Hakikaten alçak sefiller, siz lağım bile değilsiniz…
Deprem olmuş, şehirler yıkılmış, on binlerce insanımız ölmüş, milyonlarca insanız yuvasız kalmış, ülke yasta…
Lakin şerefsizin önde gidenleri acaba bu ülkeyi nasıl kimlere peşkeş çekeriz peşinde… Müşterek ülküleri, Tayyip’ken intikam alma uğruna yurdu yangın yerine çevirmek…
Çok da haksız sayılmazsınız!
Erzurum’a bu kadar hakaret edilirken, şehir bu denli istiskale uğrarken ve Erzurumlu böylesine aşağılanırken nasılsa, 20 yıldır iktidar olmanın nimeti ile bezenenlerden tek satır itiraz yok, tepki yok, cevap yok, orada dur efendi diyen yok…
Haklısınız onların tuzu kuru da ya samimi insanımızın suçu günahı ne?
Galiba şöyle diyorlar:
Nasılsa emekliyim, vekil adayı gösterilmesem bile kamyon yükü emekli maaşım ve torunlarıma bile yetecek kadar Meclis’ten ucuza yemek kartım olacak!”

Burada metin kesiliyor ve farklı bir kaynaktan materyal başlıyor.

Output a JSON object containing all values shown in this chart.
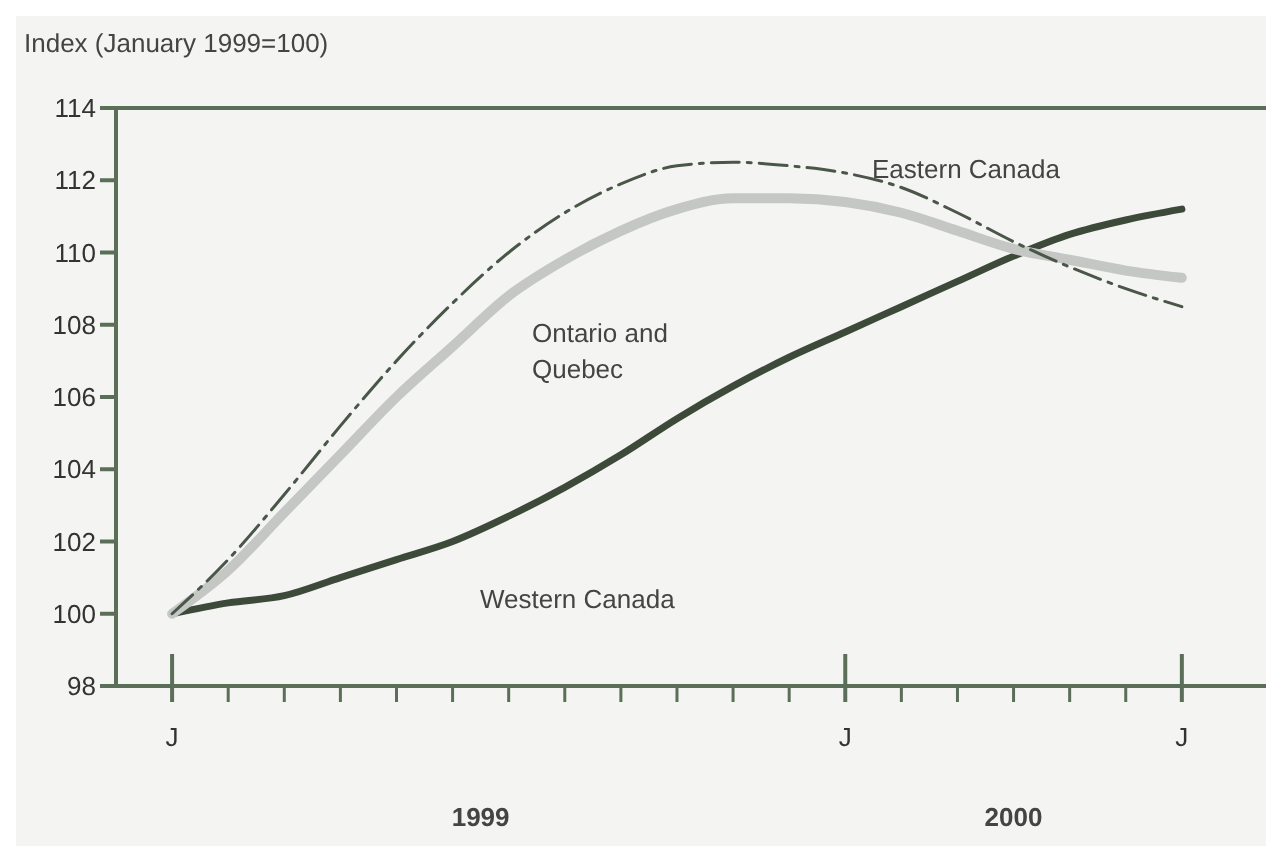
{
  "chart_data": {
    "type": "line",
    "ylabel": "Index (January 1999=100)",
    "categories": [
      "J",
      null,
      null,
      null,
      null,
      null,
      null,
      null,
      null,
      null,
      null,
      null,
      "J",
      null,
      null,
      null,
      null,
      null,
      "J"
    ],
    "ylim": [
      98,
      114
    ],
    "yticks": [
      98,
      100,
      102,
      104,
      106,
      108,
      110,
      112,
      114
    ],
    "grid": false,
    "legend": false,
    "annotations": [
      "1999",
      "2000"
    ],
    "series": [
      {
        "name": "Western Canada",
        "color": "#3d4a3a",
        "line_style": "solid",
        "values": [
          100,
          100.3,
          100.5,
          101,
          101.5,
          102,
          102.7,
          103.5,
          104.4,
          105.4,
          106.3,
          107.1,
          107.8,
          108.5,
          109.2,
          109.9,
          110.5,
          110.9,
          111.2
        ]
      },
      {
        "name": "Ontario and Quebec",
        "color": "#c4c7c4",
        "line_style": "solid",
        "values": [
          100,
          101.2,
          102.8,
          104.4,
          106,
          107.4,
          108.8,
          109.8,
          110.6,
          111.2,
          111.5,
          111.5,
          111.4,
          111.1,
          110.6,
          110.1,
          109.8,
          109.5,
          109.3
        ]
      },
      {
        "name": "Eastern Canada",
        "color": "#4a5648",
        "line_style": "dashed",
        "values": [
          100,
          101.5,
          103.3,
          105.2,
          107,
          108.6,
          110,
          111.1,
          111.9,
          112.4,
          112.5,
          112.4,
          112.2,
          111.8,
          111.1,
          110.3,
          109.6,
          109,
          108.5
        ]
      }
    ]
  }
}
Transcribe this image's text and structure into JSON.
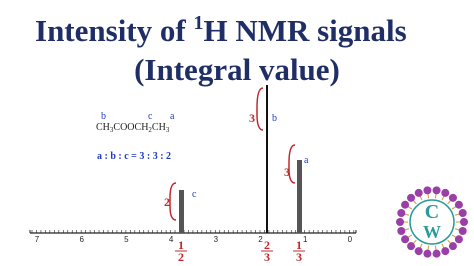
{
  "title": {
    "line1_pre": "Intensity of ",
    "sup": "1",
    "line1_post": "H NMR signals",
    "line2": "(Integral value)"
  },
  "molecule": {
    "parts": [
      "CH",
      "3",
      "COOCH",
      "2",
      "CH",
      "3"
    ],
    "letters": [
      "b",
      "c",
      "a"
    ]
  },
  "ratio": "a : b : c = 3 : 3 : 2",
  "axis_labels": [
    "7",
    "6",
    "5",
    "4",
    "3",
    "2",
    "1",
    "0"
  ],
  "peaks": [
    {
      "letter": "c",
      "integral": "2",
      "top": "1",
      "bottom": "2"
    },
    {
      "letter": "b",
      "integral": "3",
      "top": "2",
      "bottom": "3"
    },
    {
      "letter": "a",
      "integral": "3",
      "top": "1",
      "bottom": "3"
    }
  ],
  "logo": [
    "C",
    "W"
  ]
}
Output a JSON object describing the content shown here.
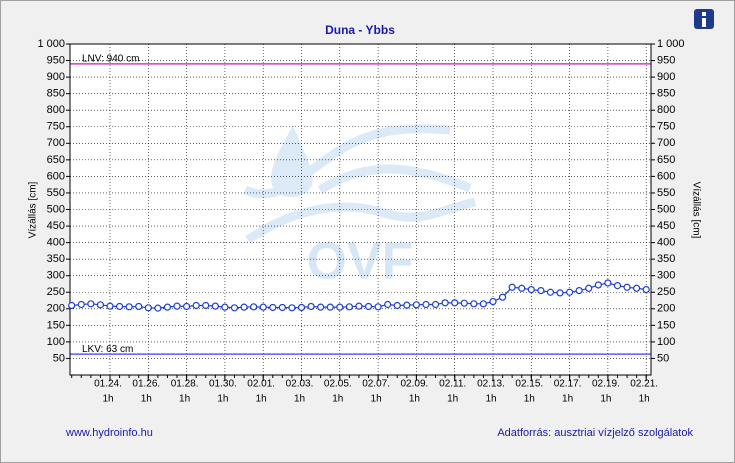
{
  "chart_data": {
    "type": "line",
    "title": "Duna - Ybbs",
    "y_label": "Vízállás [cm]",
    "categories": [
      null,
      null,
      null,
      null,
      "01.24.",
      null,
      null,
      null,
      "01.26.",
      null,
      null,
      null,
      "01.28.",
      null,
      null,
      null,
      "01.30.",
      null,
      null,
      null,
      "02.01.",
      null,
      null,
      null,
      "02.03.",
      null,
      null,
      null,
      "02.05.",
      null,
      null,
      null,
      "02.07.",
      null,
      null,
      null,
      "02.09.",
      null,
      null,
      null,
      "02.11.",
      null,
      null,
      null,
      "02.13.",
      null,
      null,
      null,
      "02.15.",
      null,
      null,
      null,
      "02.17.",
      null,
      null,
      null,
      "02.19.",
      null,
      null,
      null,
      "02.21."
    ],
    "x_time_label": "1h",
    "series": [
      {
        "color": "#1f3fcf",
        "values": [
          210,
          213,
          215,
          212,
          208,
          207,
          206,
          207,
          203,
          202,
          205,
          208,
          207,
          210,
          210,
          208,
          205,
          203,
          205,
          206,
          205,
          204,
          204,
          203,
          204,
          207,
          205,
          205,
          205,
          206,
          208,
          207,
          206,
          213,
          210,
          211,
          212,
          213,
          213,
          218,
          218,
          217,
          215,
          215,
          222,
          235,
          265,
          262,
          258,
          255,
          250,
          248,
          250,
          255,
          262,
          272,
          278,
          270,
          265,
          262,
          258
        ]
      }
    ],
    "ylim": [
      0,
      1000
    ],
    "yticks": [
      50,
      100,
      150,
      200,
      250,
      300,
      350,
      400,
      450,
      500,
      550,
      600,
      650,
      700,
      750,
      800,
      850,
      900,
      950,
      {
        "value": 1000,
        "label": "1 000"
      }
    ],
    "grid": true,
    "reference_lines": [
      {
        "label": "LNV: 940 cm",
        "value": 940,
        "color": "#d03cd0"
      },
      {
        "label": "LKV: 63 cm",
        "value": 63,
        "color": "#5a5aff"
      }
    ],
    "watermark": "OVF",
    "footer_left": "www.hydroinfo.hu",
    "footer_right": "Adatforrás: ausztriai vízjelző szolgálatok"
  }
}
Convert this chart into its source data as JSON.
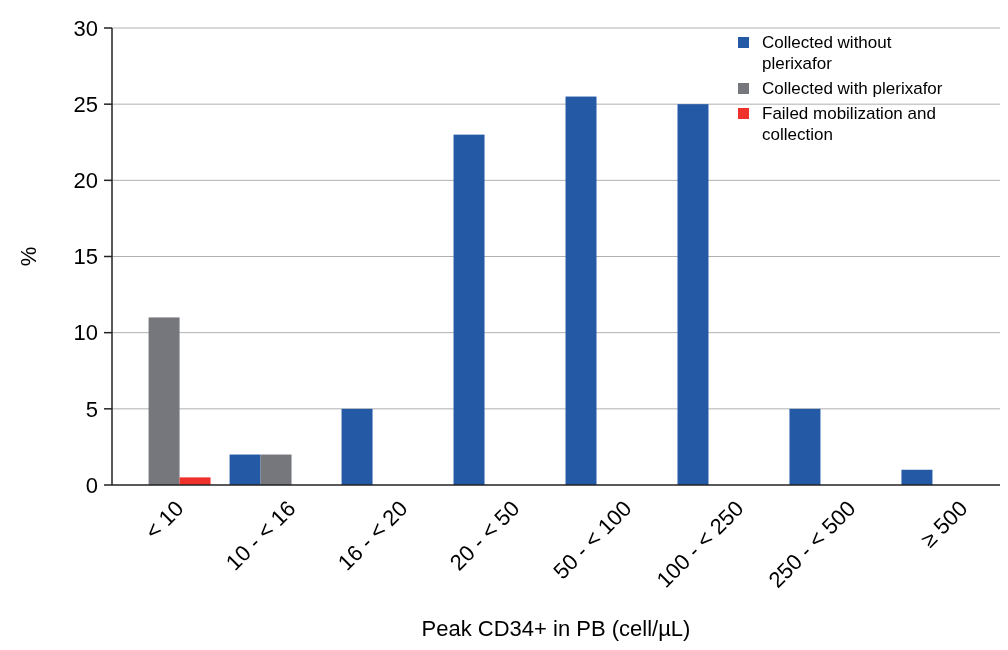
{
  "chart_data": {
    "type": "bar",
    "xlabel": "Peak CD34+ in PB (cell/µL)",
    "ylabel": "%",
    "categories": [
      "< 10",
      "10 - < 16",
      "16 - < 20",
      "20 - < 50",
      "50 - < 100",
      "100 - < 250",
      "250 - < 500",
      "≥ 500"
    ],
    "series": [
      {
        "name": "Collected without plerixafor",
        "color": "#2459a6",
        "values": [
          null,
          2,
          5,
          23,
          25.5,
          25,
          5,
          1
        ]
      },
      {
        "name": "Collected with plerixafor",
        "color": "#75777c",
        "values": [
          11,
          2,
          null,
          null,
          null,
          null,
          null,
          null
        ]
      },
      {
        "name": "Failed mobilization and collection",
        "color": "#f0302a",
        "values": [
          0.5,
          null,
          null,
          null,
          null,
          null,
          null,
          null
        ]
      }
    ],
    "ylim": [
      0,
      30
    ],
    "yticks": [
      0,
      5,
      10,
      15,
      20,
      25,
      30
    ],
    "grid": "y",
    "legend": "top right"
  }
}
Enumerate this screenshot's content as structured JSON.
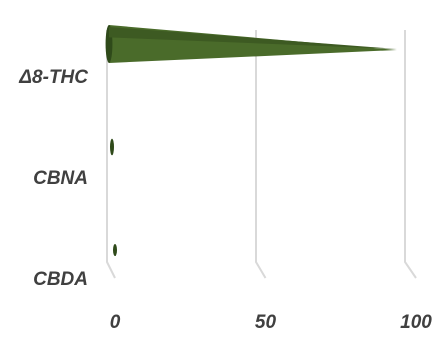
{
  "chart_data": {
    "type": "bar",
    "orientation": "horizontal",
    "style": "3d-cone",
    "categories": [
      "Δ8-THC",
      "CBNA",
      "CBDA"
    ],
    "values": [
      96,
      1,
      2
    ],
    "xlim": [
      0,
      100
    ],
    "xticks": [
      "0",
      "50",
      "100"
    ],
    "grid": true,
    "legend": "none",
    "bar_color": "#4a6b2a",
    "bar_color_dark": "#2f4a1a",
    "grid_color": "#d9d9d9"
  }
}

Sayın vekiller, haydi anladık birçoğunuz hatta tamamınız yeniden aday gösterilmeyeceksin… İyi de bu olgu, sizi memlekete karşı kayıtsız mı kılacak?
Ben vekil değilsem, Erzurum tufan mı diyeceksiniz yani?
Memleketin belediye başkanı kendini afet bölgesine adamış bizim sesimize kulak vermiyor; memleketin valisi ise, can derdinde…
Hasılı, Erzurum yıkılacak, Erzurum diye bir şehir olmayacak diyen ahlaksız, şerefsiz, kitapsız ve Allahsızlara sesleniyorum:
Size inat bu şehir ayakta kalacak, size inat yıkılmayacak, size inat hainlere bu yerde yurt yok diye haykıracak.
Düşünebiliyor musunuz alçaklar bana küfrediyor:
Niye Erzurum yıkılmayacak, diye yazıyorsun!
Beni de sevmeniz için Erzurum yerle bir olacak, en önemlisi de Mehmet Sekmen mesul olacak diye mi yazayım…
Ya da 21 yıl öncesine dair bütün bu olup bitenlerden ötürü Kanarya Sevenler Derneği sorumludur mu diyeyim.
Sayın geri zekalılar, size hitaben söylüyorum:
Bu felaketin elbette ki birinci derecede hesap verecek kişis, mevcut AK Parti iktidarıdır.
Bu sebeple milyon oranında milyon bir oyu bulanan partinin lideri ismi her neyse boşuna kaygılanmasın depremin sorumlusu o değil!